Direttore tecnico di agenzia: in Puglia cambia tutto

Approvata ieri la nuova legge regionale che regolamenta le agenzie di viaggi in Puglia. La novità principale riguarda la figura del direttore tecnico, un tema sul quale le associazioni di categoria si sono mosse da diverso tempo per portare alla scomparsa della figura del ‘prestanome’.

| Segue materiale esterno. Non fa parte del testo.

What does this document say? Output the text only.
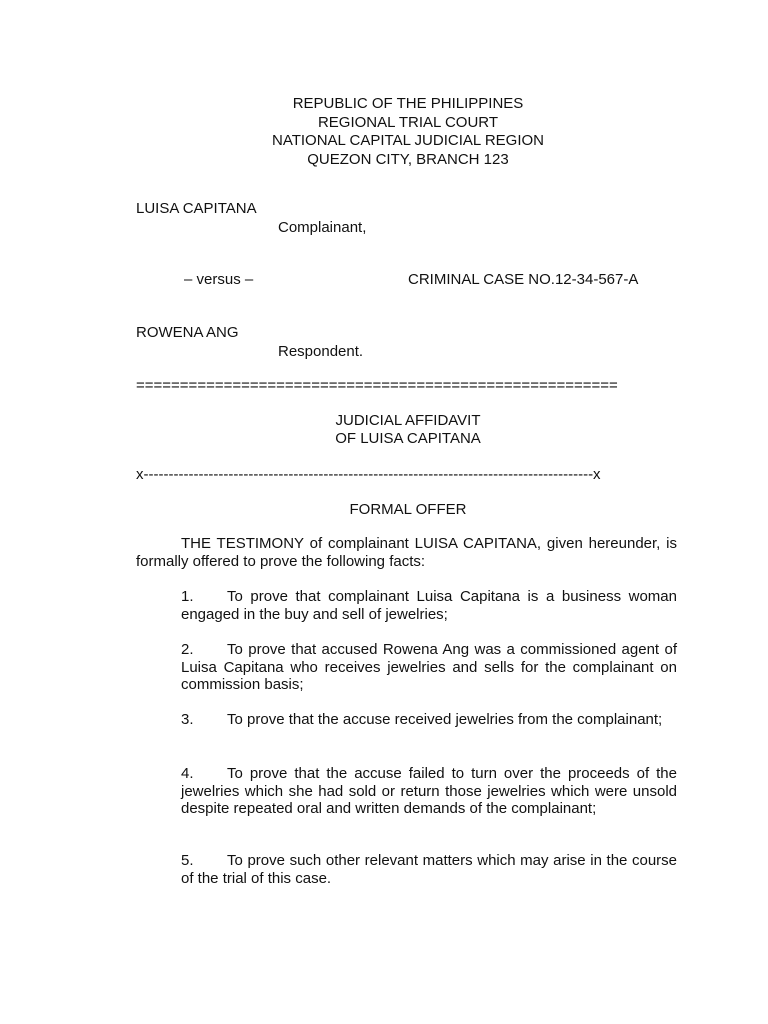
REPUBLIC OF THE PHILIPPINES
REGIONAL TRIAL COURT
NATIONAL CAPITAL JUDICIAL REGION
QUEZON CITY, BRANCH 123
LUISA CAPITANA
Complainant,
– versus –	CRIMINAL CASE NO.12-34-567-A
ROWENA ANG
Respondent.
=======================================================
JUDICIAL AFFIDAVIT
OF LUISA CAPITANA
x------------------------------------------------------------------------------------------x
FORMAL OFFER
THE TESTIMONY of complainant LUISA CAPITANA, given hereunder, is formally offered to prove the following facts:
1. To prove that complainant Luisa Capitana is a business woman engaged in the buy and sell of jewelries;
2. To prove that accused Rowena Ang was a commissioned agent of Luisa Capitana who receives jewelries and sells for the complainant on commission basis;
3. To prove that the accuse received jewelries from the complainant;
4. To prove that the accuse failed to turn over the proceeds of the jewelries which she had sold or return those jewelries which were unsold despite repeated oral and written demands of the complainant;
5. To prove such other relevant matters which may arise in the course of the trial of this case.
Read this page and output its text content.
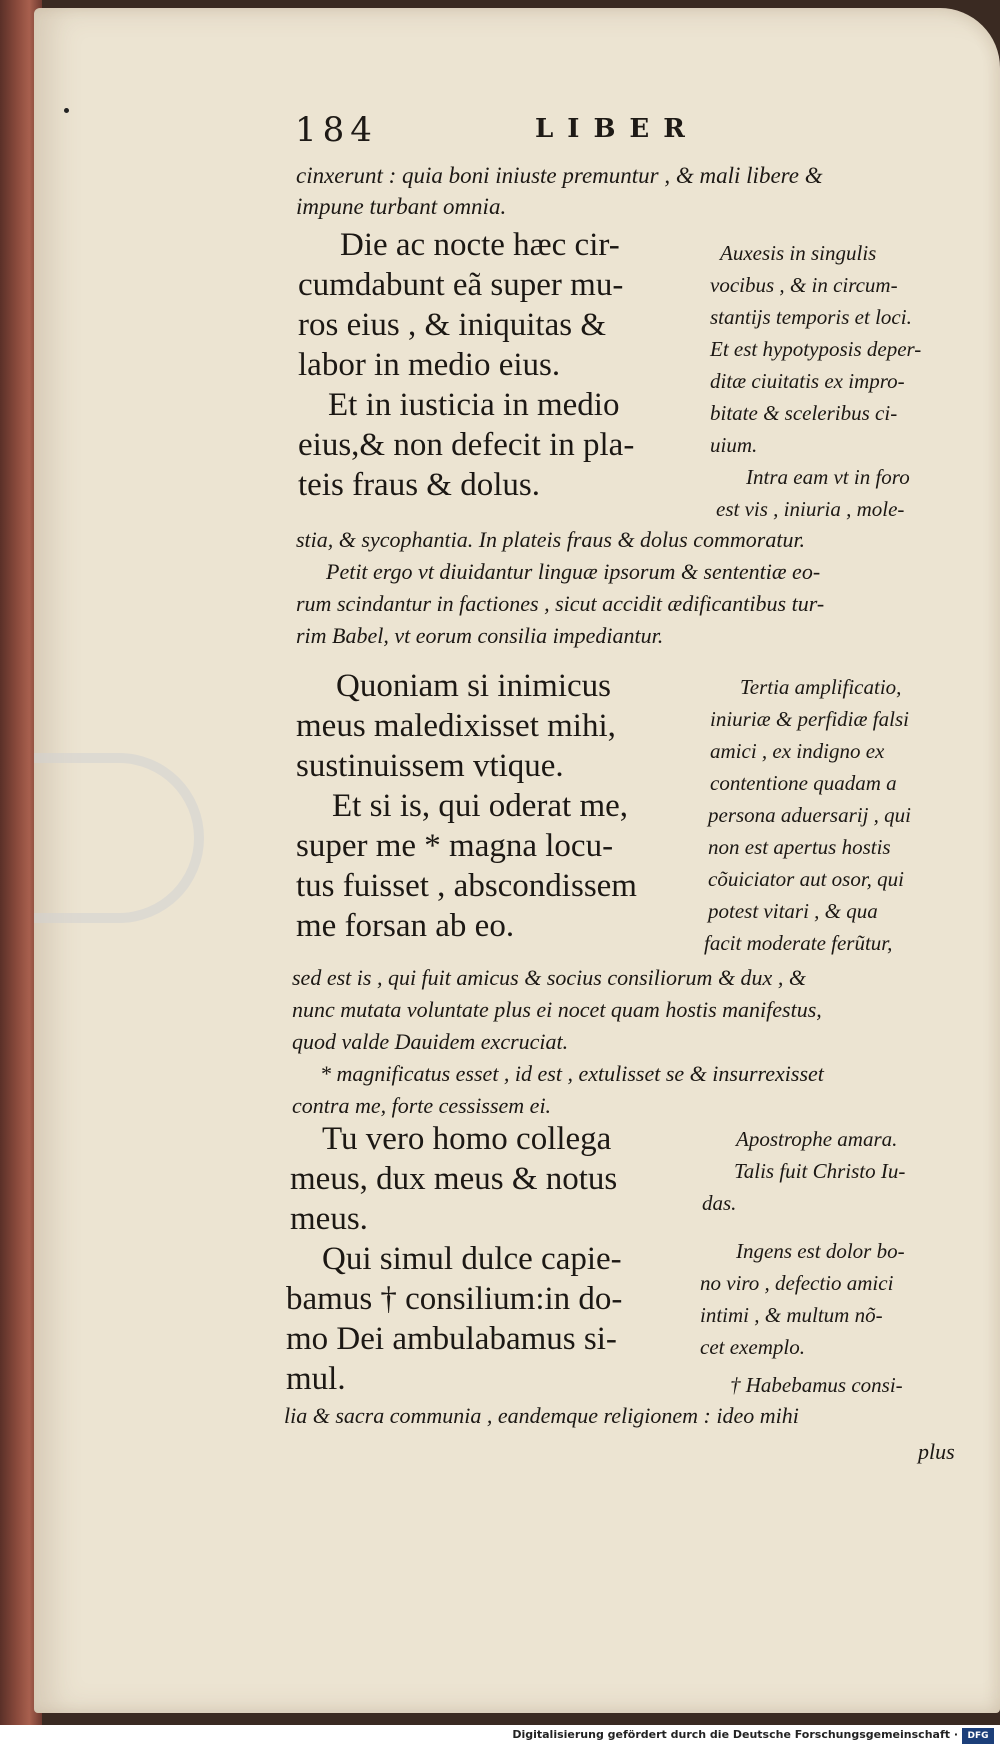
184	LIBER
cinxerunt : quia boni iniuste premuntur , & mali libere &
impune turbant omnia.
Die ac nocte hæc cir-
cumdabunt eã super mu-
ros eius , & iniquitas &
labor in medio eius.
Et in iusticia in medio
eius,& non defecit in pla-
teis fraus & dolus.
Auxesis in singulis
vocibus , & in circum-
stantijs temporis et loci.
Et est hypotyposis deper-
ditæ ciuitatis ex impro-
bitate & sceleribus ci-
uium.
Intra eam vt in foro
est vis , iniuria , mole-
stia, & sycophantia. In plateis fraus & dolus commoratur.
Petit ergo vt diuidantur linguæ ipsorum & sententiæ eo-
rum scindantur in factiones , sicut accidit ædificantibus tur-
rim Babel, vt eorum consilia impediantur.
Quoniam si inimicus
meus maledixisset mihi,
sustinuissem vtique.
Et si is, qui oderat me,
super me * magna locu-
tus fuisset , abscondissem
me forsan ab eo.
Tertia amplificatio,
iniuriæ & perfidiæ falsi
amici , ex indigno ex
contentione quadam a
persona aduersarij , qui
non est apertus hostis
cõuiciator aut osor, qui
potest vitari , & qua
facit moderate ferũtur,
sed est is , qui fuit amicus & socius consiliorum & dux , &
nunc mutata voluntate plus ei nocet quam hostis manifestus,
quod valde Dauidem excruciat.
* magnificatus esset , id est , extulisset se & insurrexisset
contra me, forte cessissem ei.
Tu vero homo collega
meus, dux meus & notus
meus.
Qui simul dulce capie-
bamus † consilium:in do-
mo Dei ambulabamus si-
mul.
Apostrophe amara.
Talis fuit Christo Iu-
das.
Ingens est dolor bo-
no viro , defectio amici
intimi , & multum nõ-
cet exemplo.
† Habebamus consi-
lia & sacra communia , eandemque religionem : ideo mihi
plus
Digitalisierung gefördert durch die Deutsche Forschungsgemeinschaft ·	DFG
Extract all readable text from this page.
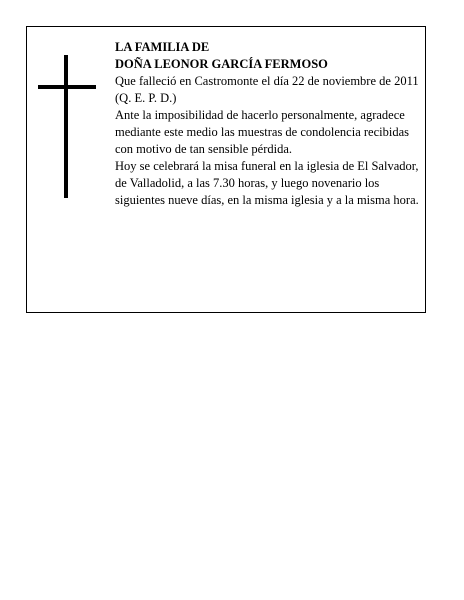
LA FAMILIA DE
DOÑA LEONOR GARCÍA FERMOSO
Que falleció en Castromonte el día 22 de noviembre de 2011
(Q. E. P. D.)
Ante la imposibilidad de hacerlo personalmente, agradece mediante este medio las muestras de condolencia recibidas con motivo de tan sensible pérdida.
Hoy se celebrará la misa funeral en la iglesia de El Salvador, de Valladolid, a las 7.30 horas, y luego novenario los siguientes nueve días, en la misma iglesia y a la misma hora.
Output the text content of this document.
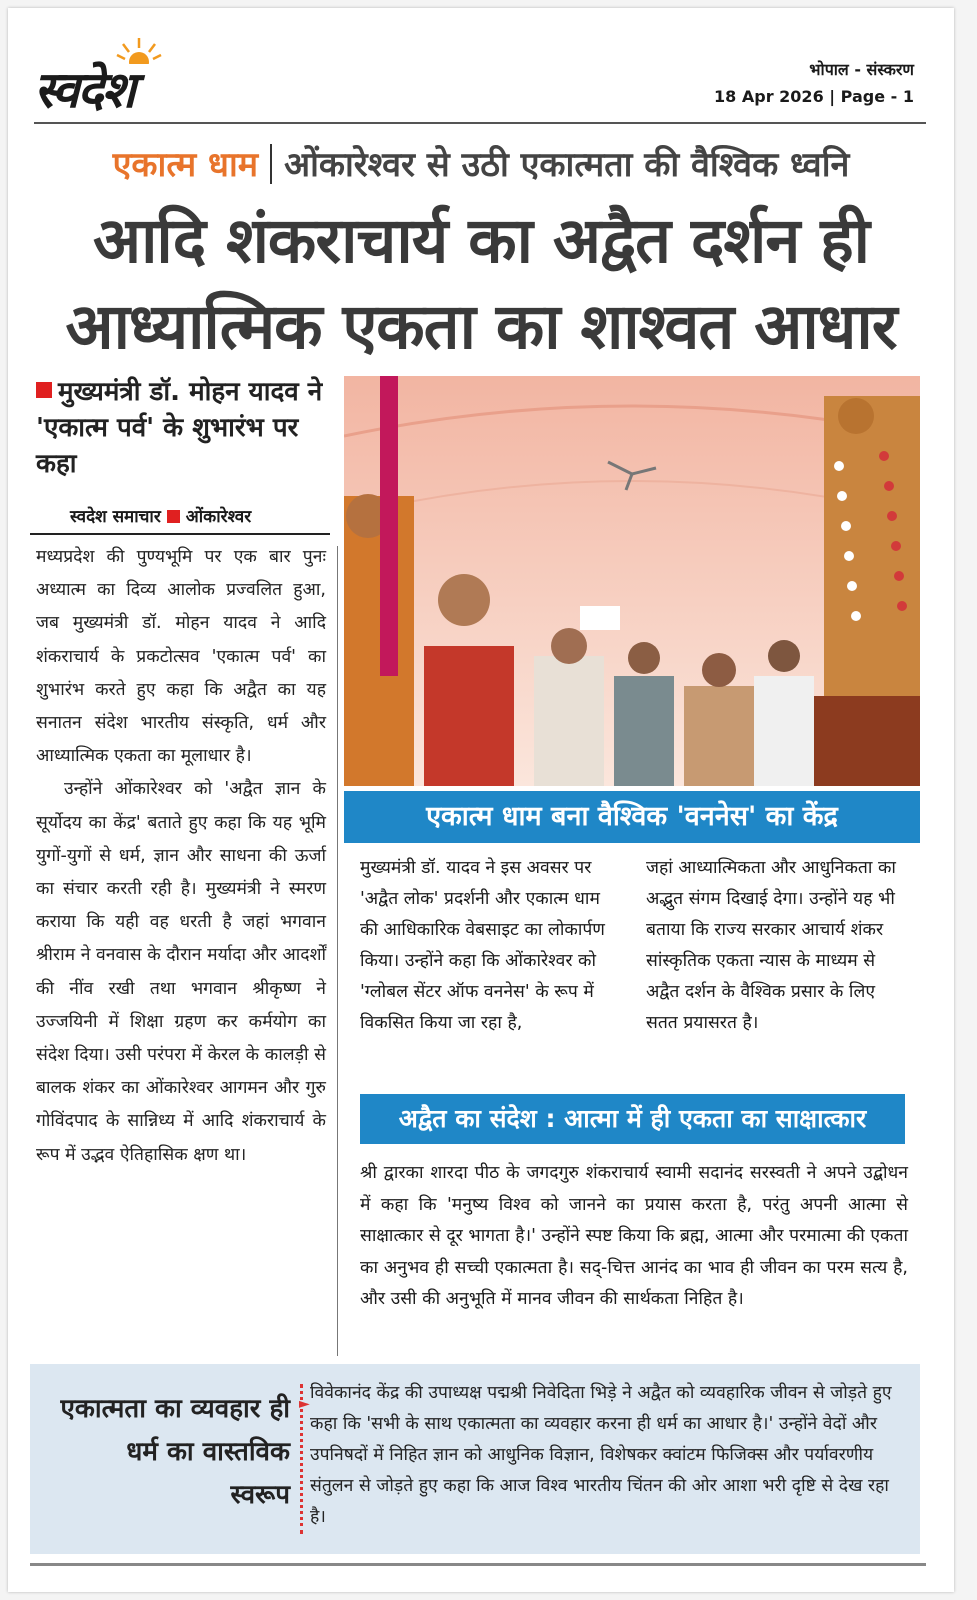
स्वदेश	भोपाल - संस्करण
18 Apr 2026 | Page - 1
एकात्म धाम ओंकारेश्वर से उठी एकात्मता की वैश्विक ध्वनि
आदि शंकराचार्य का अद्वैत दर्शन ही
आध्यात्मिक एकता का शाश्वत आधार
मुख्यमंत्री डॉ. मोहन यादव ने 'एकात्म पर्व' के शुभारंभ पर कहा
स्वदेश समाचार ओंकारेश्वर

मध्यप्रदेश की पुण्यभूमि पर एक बार पुनः अध्यात्म का दिव्य आलोक प्रज्वलित हुआ, जब मुख्यमंत्री डॉ. मोहन यादव ने आदि शंकराचार्य के प्रकटोत्सव 'एकात्म पर्व' का शुभारंभ करते हुए कहा कि अद्वैत का यह सनातन संदेश भारतीय संस्कृति, धर्म और आध्यात्मिक एकता का मूलाधार है।

उन्होंने ओंकारेश्वर को 'अद्वैत ज्ञान के सूर्योदय का केंद्र' बताते हुए कहा कि यह भूमि युगों-युगों से धर्म, ज्ञान और साधना की ऊर्जा का संचार करती रही है। मुख्यमंत्री ने स्मरण कराया कि यही वह धरती है जहां भगवान श्रीराम ने वनवास के दौरान मर्यादा और आदर्शों की नींव रखी तथा भगवान श्रीकृष्ण ने उज्जयिनी में शिक्षा ग्रहण कर कर्मयोग का संदेश दिया। उसी परंपरा में केरल के कालड़ी से बालक शंकर का ओंकारेश्वर आगमन और गुरु गोविंदपाद के सान्निध्य में आदि शंकराचार्य के रूप में उद्भव ऐतिहासिक क्षण था।

एकात्म धाम बना वैश्विक 'वननेस' का केंद्र
मुख्यमंत्री डॉ. यादव ने इस अवसर पर 'अद्वैत लोक' प्रदर्शनी और एकात्म धाम की आधिकारिक वेबसाइट का लोकार्पण किया। उन्होंने कहा कि ओंकारेश्वर को 'ग्लोबल सेंटर ऑफ वननेस' के रूप में विकसित किया जा रहा है,
जहां आध्यात्मिकता और आधुनिकता का अद्भुत संगम दिखाई देगा। उन्होंने यह भी बताया कि राज्य सरकार आचार्य शंकर सांस्कृतिक एकता न्यास के माध्यम से अद्वैत दर्शन के वैश्विक प्रसार के लिए सतत प्रयासरत है।
अद्वैत का संदेश : आत्मा में ही एकता का साक्षात्कार
श्री द्वारका शारदा पीठ के जगदगुरु शंकराचार्य स्वामी सदानंद सरस्वती ने अपने उद्बोधन में कहा कि 'मनुष्य विश्व को जानने का प्रयास करता है, परंतु अपनी आत्मा से साक्षात्कार से दूर भागता है।' उन्होंने स्पष्ट किया कि ब्रह्म, आत्मा और परमात्मा की एकता का अनुभव ही सच्ची एकात्मता है। सद्-चित्त आनंद का भाव ही जीवन का परम सत्य है, और उसी की अनुभूति में मानव जीवन की सार्थकता निहित है।
एकात्मता का व्यवहार ही धर्म का वास्तविक स्वरूप
►
विवेकानंद केंद्र की उपाध्यक्ष पद्मश्री निवेदिता भिड़े ने अद्वैत को व्यवहारिक जीवन से जोड़ते हुए कहा कि 'सभी के साथ एकात्मता का व्यवहार करना ही धर्म का आधार है।' उन्होंने वेदों और उपनिषदों में निहित ज्ञान को आधुनिक विज्ञान, विशेषकर क्वांटम फिजिक्स और पर्यावरणीय संतुलन से जोड़ते हुए कहा कि आज विश्व भारतीय चिंतन की ओर आशा भरी दृष्टि से देख रहा है।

Con il provvedimento regionale si rende obbligatorio seguire un corso di formazione professionale per il direttore tecnico e a conclusione del corso si potrà effettuare l’esame di abilitazione. Inoltre, il direttore tecnico di agenzia di viaggi ha la responsabilità tecnica dell'agenzia e deve vigilare sul suo operato. Come requisito specifico dovrà avere un diploma di istruzione secondaria superiore e conoscere almeno due lingue, di cui una l’inglese.

"Si è semplificata la procedura amministrativa per l'esercizio dell’attività, quindi da domani, per aprire un'agenzia di viaggi, sarà sufficiente, possedendo i titoli professionali, presentare semplicemente una ‘Scia’ al Comune - dice Massimo Salomone, coordinatore gruppo tecnico Turismo Confindustria Puglia -. Sono state finalmente definite le modalità di abilitazione del direttore tecnico, con un occhio particolare alla professionalizzazione. Pertanto, anche il nostro centro di formazione Asso Service, potrà attivare i percorsi formativi, a chiusura dei quali, si potrà effettuare presso lo stesso soggetto organizzatore, l'esame abilitante".

Nel provvedimento il raggio di attività delle agenzie si amplia: potranno svolgere anche attività di informazione e di accoglienza turistica oltre che quella di organizzatore e intermediatore nella vendita dei viaggi.

“È stata accolta la nostra richiesta di mettere regole più stringenti sulla figura del direttore tecnico – commenta Fulvio Avataneo, presidente Aiav – e nello stesso tempo si è superata la logica del bando, sostituita dal corso di formazione e dall’esame finale, cosa che dovrebbe consentire di ‘diplomare’ un maggior numero di direttori nel corso del tempo rispetto a quelli che venivano licenziati con il bando”.